Quant au problème politique du Directoire, il se situait surtout à l’extrême gauche. Babeuf, qui faisait une critique radicale de la famille, de la religion et de la propriété fut arrêté et exécuté lorsqu’il fonda un comité insurrectionnel.
Enfin, le problème militaire conduisait à la recherche de la paix. La Convention avait déjà conclu la paix avec la Prusse, la Hollande et l'Espagne. Restaient l'Autriche et l'Angleterre qui refusaient de voir la rive gauche du Rhin sous contrôle français. Pour obtenir une paix favorable, Carnot proposa de lancer une manœuvre de diversion en Italie du Nord, tout en menaçant Vienne avec deux armées sur le Rhin et le Danube. Grâce au génie militaire de Bonaparte qui, avec peu de soldats et de moyens, obtint des victoires stratégiquement déterminantes, la diversion italienne se transforma en victoire décisive, pendant que les armées françaises piétinaient sur le Rhin.
La campagne d'Italie permit donc de signer, le 17 octobre 1797, le traité de Campo-Formio qui donnait à la France les Pays-Bas, la frontière sur le Rhin, la place forte de Mayence et les îles Ioniennes, tandis que l'Autriche recevait une partie de la Vénétie, l'Istrie et la Dalmatie et reconnaissait la république Cisalpine. Il créait cependant un problème politique car il avait été signé directement par Bonaparte, et non par le Directoire.
Auparavant, les élections d'avril 1797 avaient bouleversé la situation politique: elles furent en effet une catastrophe pour les Conventionnels, dont onze d’entre eux seulement furent réélus sur deux cent seize députés.

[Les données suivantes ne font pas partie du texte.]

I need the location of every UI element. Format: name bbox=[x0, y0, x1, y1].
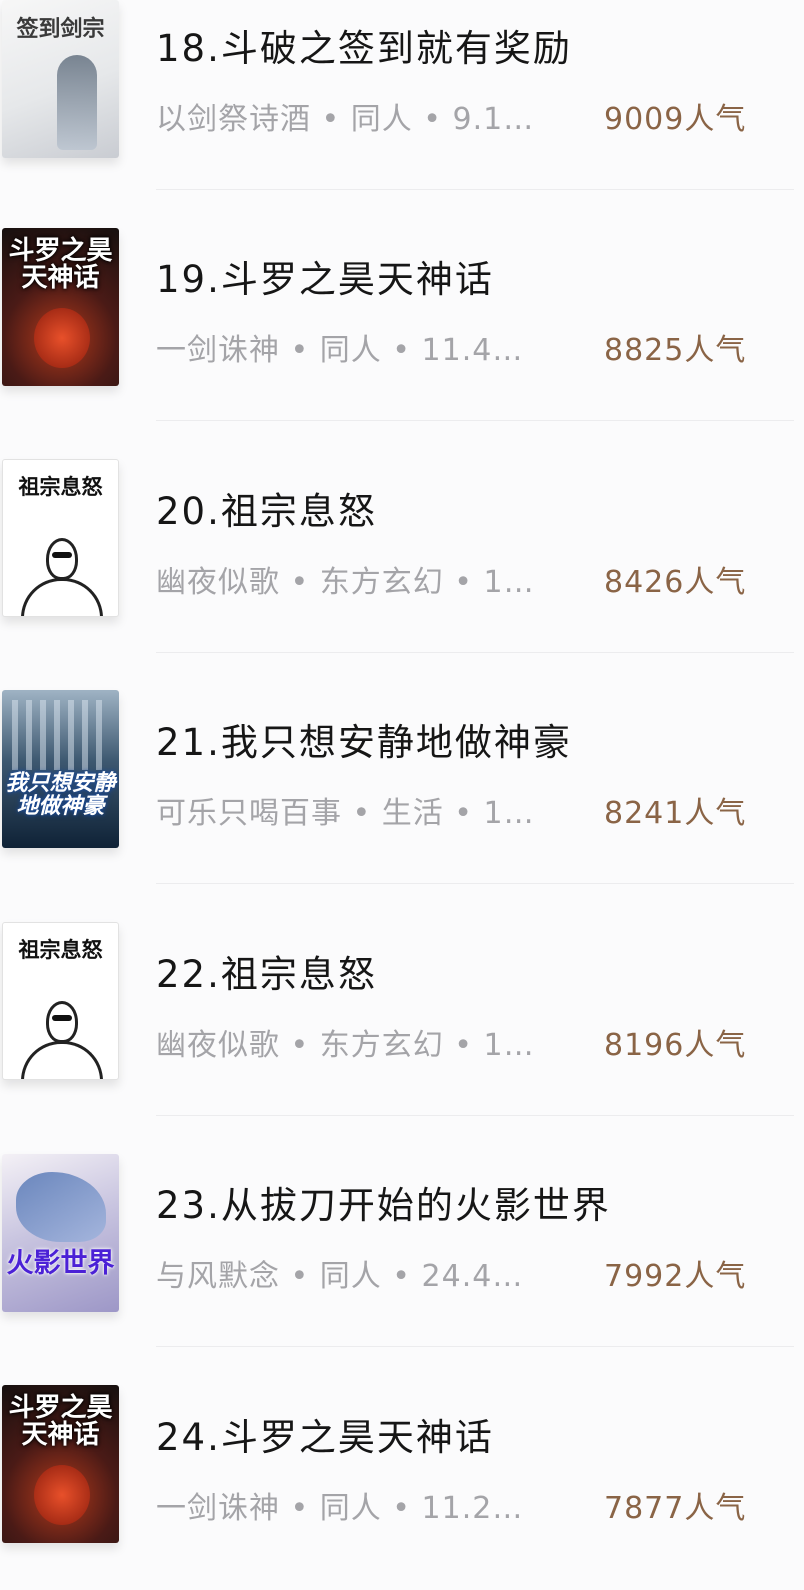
book-popularity: 7992人气 bbox=[604, 1259, 747, 1294]
book-popularity: 9009人气 bbox=[604, 102, 747, 137]
book-list-item[interactable]: 斗罗之昊天神话 19.斗罗之昊天神话 一剑诛神 • 同人 • 11.4… 882… bbox=[0, 228, 804, 463]
cover-figure-art bbox=[57, 55, 97, 150]
book-title[interactable]: 21.我只想安静地做神豪 bbox=[156, 712, 572, 766]
book-meta: 幽夜似歌 • 东方玄幻 • 1… bbox=[156, 1028, 535, 1063]
book-title[interactable]: 22.祖宗息怒 bbox=[156, 944, 377, 998]
book-list-item[interactable]: 祖宗息怒 22.祖宗息怒 幽夜似歌 • 东方玄幻 • 1… 8196人气 bbox=[0, 922, 804, 1158]
row-divider bbox=[156, 189, 794, 190]
book-meta: 与风默念 • 同人 • 24.4… bbox=[156, 1259, 524, 1294]
cover-title-text: 签到剑宗 bbox=[16, 16, 105, 42]
row-divider bbox=[156, 652, 794, 653]
row-divider bbox=[156, 1346, 794, 1347]
book-cover-image[interactable]: 祖宗息怒 bbox=[2, 922, 119, 1080]
book-list-item[interactable]: 签到剑宗 18.斗破之签到就有奖励 以剑祭诗酒 • 同人 • 9.1… 9009… bbox=[0, 0, 804, 232]
cover-figure-art bbox=[16, 1172, 106, 1242]
row-divider bbox=[156, 883, 794, 884]
cover-title-text: 祖宗息怒 bbox=[18, 937, 103, 962]
book-title[interactable]: 24.斗罗之昊天神话 bbox=[156, 1407, 494, 1461]
cover-city-art bbox=[12, 700, 109, 770]
book-cover-image[interactable]: 我只想安静地做神豪 bbox=[2, 690, 119, 848]
cover-figure-art bbox=[34, 308, 90, 368]
book-cover-image[interactable]: 斗罗之昊天神话 bbox=[2, 228, 119, 386]
book-popularity: 8825人气 bbox=[604, 333, 747, 368]
book-title[interactable]: 18.斗破之签到就有奖励 bbox=[156, 18, 572, 72]
cover-body-art bbox=[21, 1041, 103, 1079]
book-popularity: 7877人气 bbox=[604, 1491, 747, 1526]
book-title[interactable]: 19.斗罗之昊天神话 bbox=[156, 249, 494, 303]
cover-sunglasses-art bbox=[52, 1015, 72, 1021]
cover-title-text: 我只想安静地做神豪 bbox=[5, 771, 116, 820]
book-list-item[interactable]: 祖宗息怒 20.祖宗息怒 幽夜似歌 • 东方玄幻 • 1… 8426人气 bbox=[0, 459, 804, 695]
cover-title-text: 斗罗之昊天神话 bbox=[8, 1393, 113, 1451]
book-cover-image[interactable]: 火影世界 bbox=[2, 1154, 119, 1312]
book-meta: 以剑祭诗酒 • 同人 • 9.1… bbox=[156, 102, 535, 137]
cover-title-text: 火影世界 bbox=[6, 1248, 115, 1279]
cover-body-art bbox=[21, 578, 103, 616]
row-divider bbox=[156, 1115, 794, 1116]
book-meta: 幽夜似歌 • 东方玄幻 • 1… bbox=[156, 565, 535, 600]
book-title[interactable]: 20.祖宗息怒 bbox=[156, 481, 377, 535]
cover-title-text: 斗罗之昊天神话 bbox=[8, 236, 113, 294]
book-title[interactable]: 23.从拔刀开始的火影世界 bbox=[156, 1175, 611, 1229]
book-list-item[interactable]: 斗罗之昊天神话 24.斗罗之昊天神话 一剑诛神 • 同人 • 11.2… 787… bbox=[0, 1385, 804, 1590]
book-cover-image[interactable]: 签到剑宗 bbox=[2, 0, 119, 158]
book-list-item[interactable]: 火影世界 23.从拔刀开始的火影世界 与风默念 • 同人 • 24.4… 799… bbox=[0, 1154, 804, 1389]
book-cover-image[interactable]: 斗罗之昊天神话 bbox=[2, 1385, 119, 1543]
book-cover-image[interactable]: 祖宗息怒 bbox=[2, 459, 119, 617]
book-meta: 可乐只喝百事 • 生活 • 1… bbox=[156, 796, 535, 831]
cover-title-text: 祖宗息怒 bbox=[18, 474, 103, 499]
cover-figure-art bbox=[46, 538, 78, 580]
book-list-item[interactable]: 我只想安静地做神豪 21.我只想安静地做神豪 可乐只喝百事 • 生活 • 1… … bbox=[0, 690, 804, 926]
cover-figure-art bbox=[46, 1001, 78, 1043]
book-ranking-list: 签到剑宗 18.斗破之签到就有奖励 以剑祭诗酒 • 同人 • 9.1… 9009… bbox=[0, 0, 804, 1590]
book-meta: 一剑诛神 • 同人 • 11.2… bbox=[156, 1491, 524, 1526]
book-popularity: 8426人气 bbox=[604, 565, 747, 600]
row-divider bbox=[156, 420, 794, 421]
book-popularity: 8241人气 bbox=[604, 796, 747, 831]
book-popularity: 8196人气 bbox=[604, 1028, 747, 1063]
cover-sunglasses-art bbox=[52, 552, 72, 558]
book-meta: 一剑诛神 • 同人 • 11.4… bbox=[156, 333, 524, 368]
cover-figure-art bbox=[34, 1465, 90, 1525]
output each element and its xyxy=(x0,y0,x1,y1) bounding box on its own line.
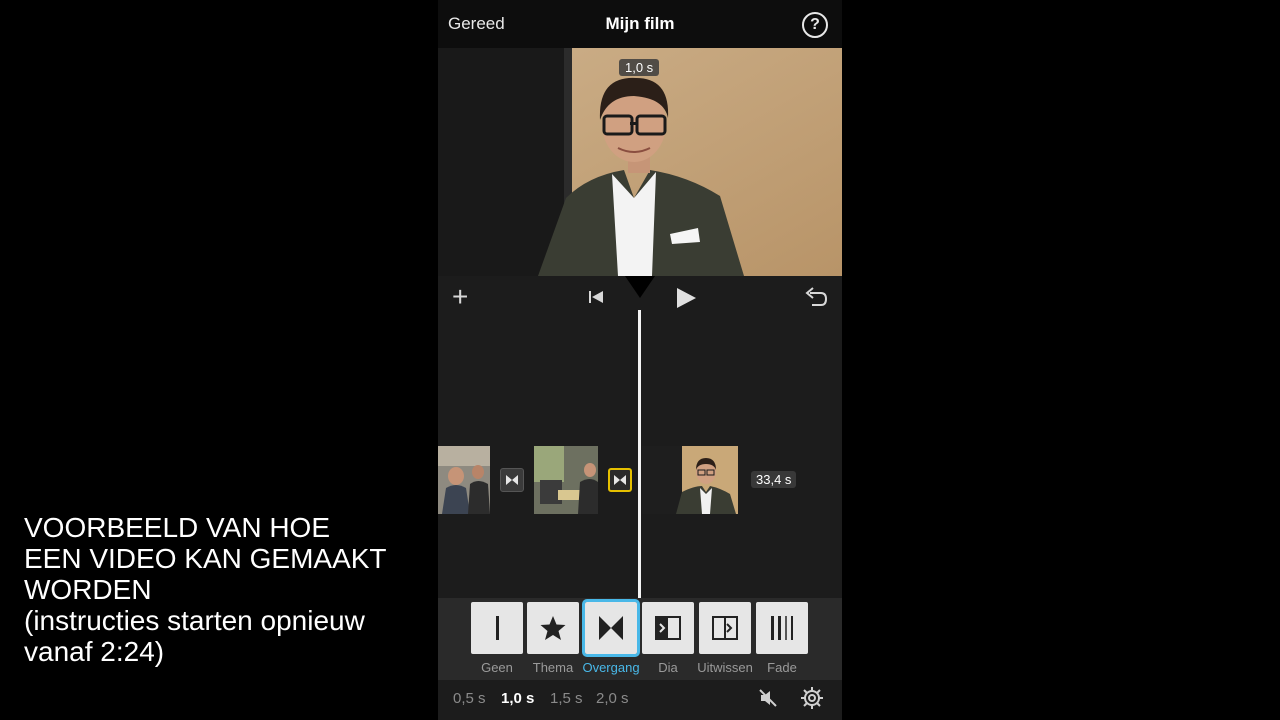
playhead-marker xyxy=(625,276,655,298)
add-media-button[interactable]: + xyxy=(452,282,468,312)
transition-marker-1[interactable] xyxy=(500,468,524,492)
duration-option-1-0[interactable]: 1,0 s xyxy=(501,690,534,707)
transition-marker-2-selected[interactable] xyxy=(608,468,632,492)
video-caption: VOORBEELD VAN HOE EEN VIDEO KAN GEMAAKT … xyxy=(24,512,434,667)
wipe-icon xyxy=(712,616,738,640)
duration-option-0-5[interactable]: 0,5 s xyxy=(453,690,486,707)
tool-label-theme: Thema xyxy=(532,660,574,675)
caption-line-4: (instructies starten opnieuw xyxy=(24,605,365,636)
clip-1-thumbnail xyxy=(438,446,490,514)
tool-label-fade: Fade xyxy=(767,660,797,675)
clip-3-thumbnail xyxy=(642,446,738,514)
transition-fade-button[interactable] xyxy=(756,602,808,654)
transition-crossfade-button[interactable] xyxy=(582,599,640,657)
undo-icon[interactable] xyxy=(804,287,828,309)
clip-duration-label: 33,4 s xyxy=(751,471,797,488)
transition-none-button[interactable] xyxy=(471,602,523,654)
bowtie-icon xyxy=(506,475,518,485)
transition-wipe-button[interactable] xyxy=(699,602,751,654)
timeline-clip-2[interactable] xyxy=(534,446,598,514)
caption-line-2: EEN VIDEO KAN GEMAAKT xyxy=(24,543,387,574)
preview-duration-badge: 1,0 s xyxy=(619,59,660,76)
caption-line-5: vanaf 2:24) xyxy=(24,636,165,667)
fade-icon xyxy=(771,616,793,640)
clip-2-thumbnail xyxy=(534,446,598,514)
duration-option-1-5[interactable]: 1,5 s xyxy=(550,690,583,707)
slide-icon xyxy=(655,616,681,640)
star-icon xyxy=(540,616,566,640)
settings-gear-icon[interactable] xyxy=(800,686,824,710)
transition-theme-button[interactable] xyxy=(527,602,579,654)
skip-to-start-icon[interactable] xyxy=(588,290,604,304)
mute-icon[interactable] xyxy=(758,688,778,708)
play-icon[interactable] xyxy=(675,287,697,309)
tool-label-slide: Dia xyxy=(658,660,678,675)
caption-line-3: WORDEN xyxy=(24,574,152,605)
tool-label-none: Geen xyxy=(481,660,513,675)
duration-option-2-0[interactable]: 2,0 s xyxy=(596,690,629,707)
tool-label-wipe: Uitwissen xyxy=(697,660,753,675)
caption-line-1: VOORBEELD VAN HOE xyxy=(24,512,331,543)
tool-label-crossfade: Overgang xyxy=(582,660,640,675)
project-title: Mijn film xyxy=(605,14,675,33)
nav-bar: Gereed Mijn film ? xyxy=(438,0,842,48)
imovie-screen: Gereed Mijn film ? 1,0 s + 33,4 s Geen T… xyxy=(438,0,842,720)
playhead-line xyxy=(638,310,641,598)
timeline-clip-3[interactable] xyxy=(642,446,738,514)
preview-frame xyxy=(438,48,842,276)
none-bar-icon xyxy=(496,616,499,640)
help-icon[interactable]: ? xyxy=(802,12,828,38)
bowtie-icon xyxy=(599,616,623,640)
duration-bar xyxy=(438,680,842,720)
transition-slide-button[interactable] xyxy=(642,602,694,654)
bowtie-icon xyxy=(614,475,626,485)
timeline-clip-1[interactable] xyxy=(438,446,490,514)
video-preview[interactable]: 1,0 s xyxy=(438,48,842,276)
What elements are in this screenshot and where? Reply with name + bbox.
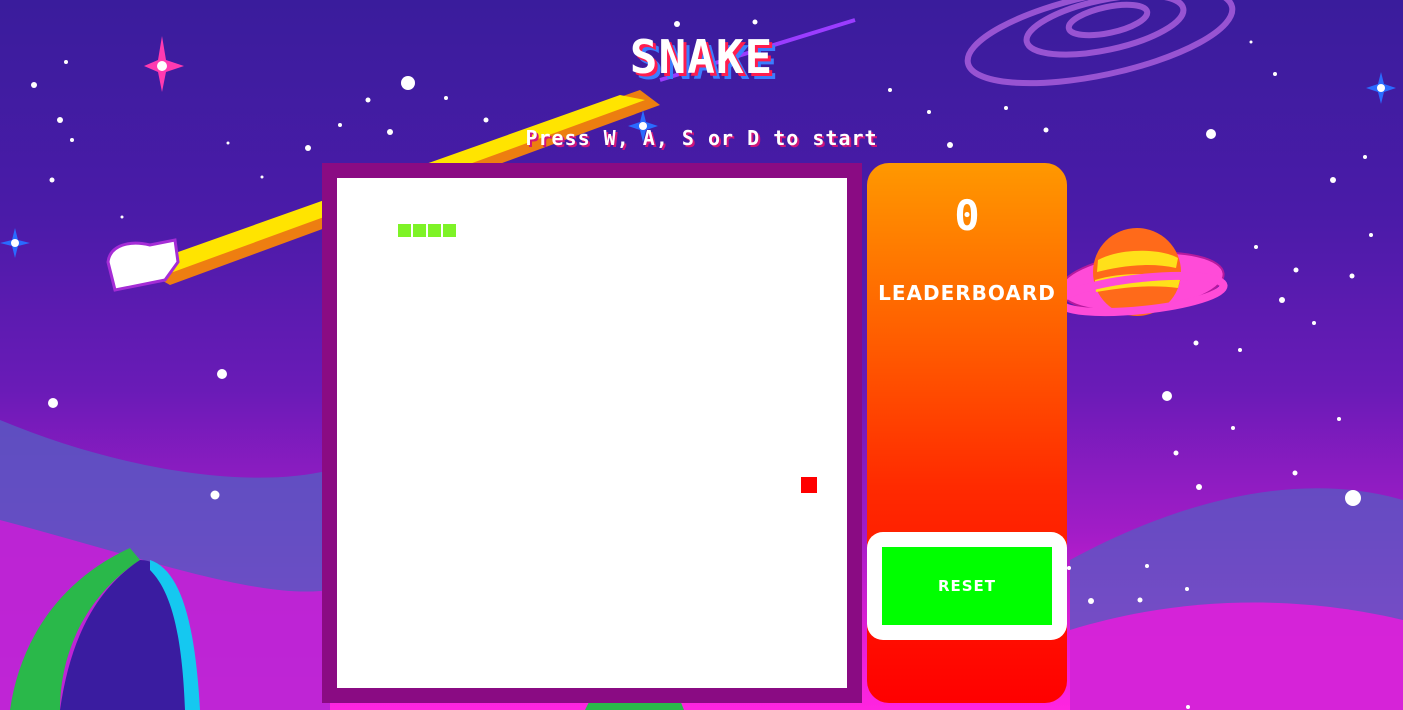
food xyxy=(801,477,817,493)
score-display: 0 xyxy=(954,191,980,240)
board-frame xyxy=(322,163,862,703)
leaderboard-label: LEADERBOARD xyxy=(878,281,1056,305)
game-board[interactable] xyxy=(337,178,847,688)
side-panel: 0 LEADERBOARD RESET xyxy=(867,163,1067,703)
snake-segment xyxy=(413,224,426,237)
reset-button[interactable]: RESET xyxy=(882,547,1052,625)
snake-segment xyxy=(428,224,441,237)
game-title: SNAKE xyxy=(629,30,774,84)
game-screen: SNAKE Press W, A, S or D to start 0 LEAD… xyxy=(0,0,1403,710)
reset-button-frame: RESET xyxy=(867,532,1067,640)
planet-icon xyxy=(1056,228,1228,317)
snake-segment xyxy=(443,224,456,237)
snake-segment xyxy=(398,224,411,237)
start-instruction: Press W, A, S or D to start xyxy=(525,126,878,150)
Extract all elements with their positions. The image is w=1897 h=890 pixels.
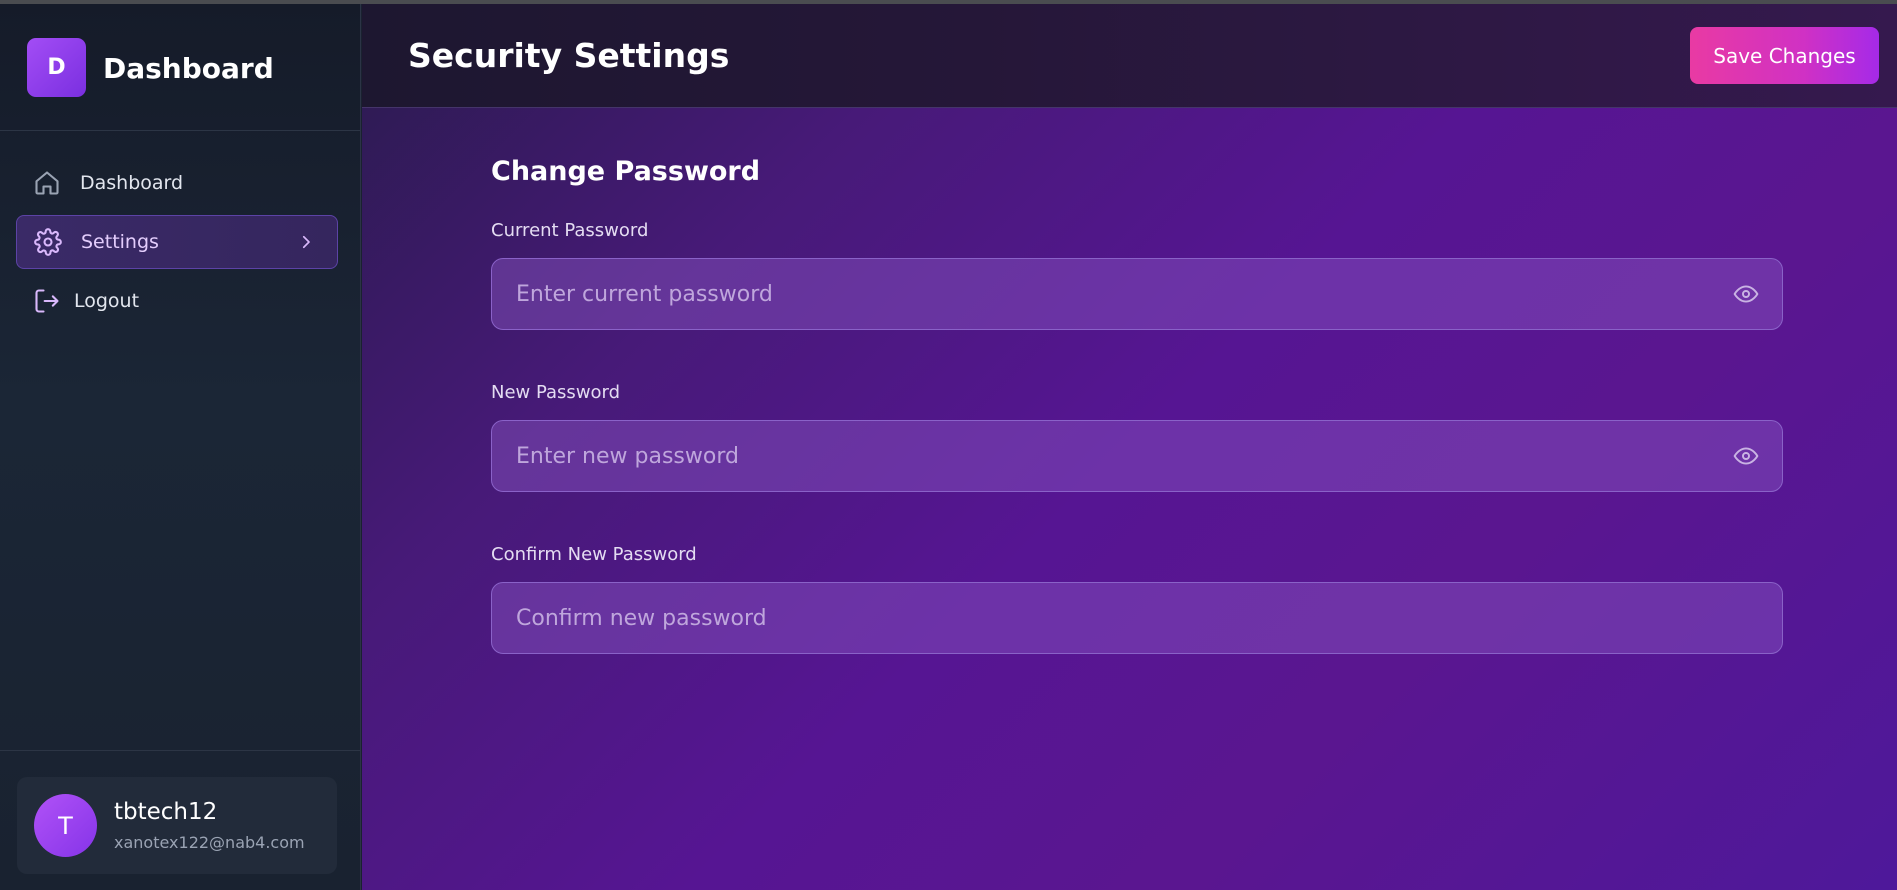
sidebar-item-settings[interactable]: Settings	[16, 215, 338, 269]
eye-icon[interactable]	[1731, 281, 1761, 307]
change-password-form: Change Password Current Password New Pas…	[491, 156, 1783, 700]
current-password-label: Current Password	[491, 220, 649, 241]
main-content: Security Settings Save Changes Change Pa…	[362, 4, 1897, 890]
current-password-input[interactable]	[491, 258, 1783, 330]
new-password-label: New Password	[491, 382, 621, 403]
new-password-input[interactable]	[491, 420, 1783, 492]
brand-title: Dashboard	[103, 52, 274, 85]
confirm-password-label: Confirm New Password	[491, 544, 697, 565]
section-title: Change Password	[491, 156, 761, 187]
avatar: T	[34, 794, 97, 857]
home-icon	[32, 168, 62, 198]
user-name: tbtech12	[114, 799, 218, 825]
brand-logo: D	[27, 38, 86, 97]
sidebar-footer: T tbtech12 xanotex122@nab4.com	[0, 750, 360, 890]
sidebar: D Dashboard Dashboard Settings Logout T …	[0, 4, 361, 890]
sidebar-item-label: Settings	[81, 231, 159, 253]
confirm-password-input[interactable]	[491, 582, 1783, 654]
confirm-password-group	[491, 582, 1783, 654]
sidebar-item-label: Dashboard	[80, 172, 184, 194]
current-password-group	[491, 258, 1783, 330]
page-header: Security Settings Save Changes	[362, 4, 1897, 108]
user-email: xanotex122@nab4.com	[114, 833, 305, 852]
chevron-right-icon	[297, 233, 315, 255]
eye-icon[interactable]	[1731, 443, 1761, 469]
sidebar-nav: Dashboard Settings Logout	[16, 156, 338, 333]
new-password-group	[491, 420, 1783, 492]
gear-icon	[33, 227, 63, 257]
sidebar-item-label: Logout	[74, 290, 140, 312]
brand: D Dashboard	[0, 4, 360, 131]
sidebar-item-dashboard[interactable]: Dashboard	[16, 156, 338, 210]
page-title: Security Settings	[408, 36, 730, 75]
save-changes-button[interactable]: Save Changes	[1690, 27, 1879, 84]
sidebar-item-logout[interactable]: Logout	[16, 274, 338, 328]
user-card[interactable]: T tbtech12 xanotex122@nab4.com	[17, 777, 337, 874]
logout-icon	[32, 286, 62, 316]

À la suite de ces élections, le corps législatif élut deux royalistes, Pichegru et Barbé-Marbois aux présidences respectives des Cinq-Cents et des Anciens et cette nouvelle situation créa une dissension au sein du Directoire, Barthélemy et Carnot à droite s’opposant désormais au trio de gauche, Barras, La Révellière-Lépeaux et Reubel.
La nouvelle majorité projetait de révoquer les lois révolutionnaires en attendant de pouvoir restaurer la royauté, ce qui poussait les trois Directeurs de gauche du Directoire à préparer un coup d’État contre les Conseils.
Ils se servirent de la révélation opportune de négociations entre Pichegru et le Prince de Condé pour le justifier. Jean-Charles Pichegru (1761-1804), sergent-major avant la Révolution puis monté rapidement en grade jusqu’à devenir en 1793 général en chef de l’armée du Rhin, puis de l’armée du Nord avec laquelle il avait conquis la Hollande avant d'être à nouveau chargé de l’armée du Rhin et de la Moselle en 1795-1796, prit contact avec Condé qui lui promit monts et merveilles s’il aidait les royalistes à restaurer Louis XVIII.
Le Directoire s'étonna de ses revers sur le Rhin en même temps qu'il le soupçonnait de royalisme contre lui. On lui retira son commandement, mais sa popularité persistante lui valut d’être élu en mars 1797 député au Conseil des Cinq-Cents par les monarchistes puis Président de ce même Conseil.
Lorsque le Directoire organisa le coup d’État du 18 fructidor an V (4 septembre 1797), ses contacts avec les immigrés furent présentés comme une conspiration et le Directoire en profita pour faire arrêter, non seulement Pichegru, mais tous les dirigeants du parti royaliste qu’il fit déporter en Guyane*.
* La France n'ayant toujours pas remboursé ses dettes en 1827, le dey Hussein eut l'outrecuidance de s'en offusquer et donna un coup d'éventail au consul de France, ce qui provoqua l’expédition d'Alger en 1830, et in fine la conquête de l'Algérie.
** Pichegru réussira à s’évader de Guyane et à rejoindre Londres. En 1804, il conspire avec Cadoudal et Moreau pour enlever Bonaparte. Trahi par « l’ami » qui l’héberge, il est arrêté le 28 février 1804 et six jours plus tard, il est retrouvé étranglé dans la prison du Temple, officiellement suicidé.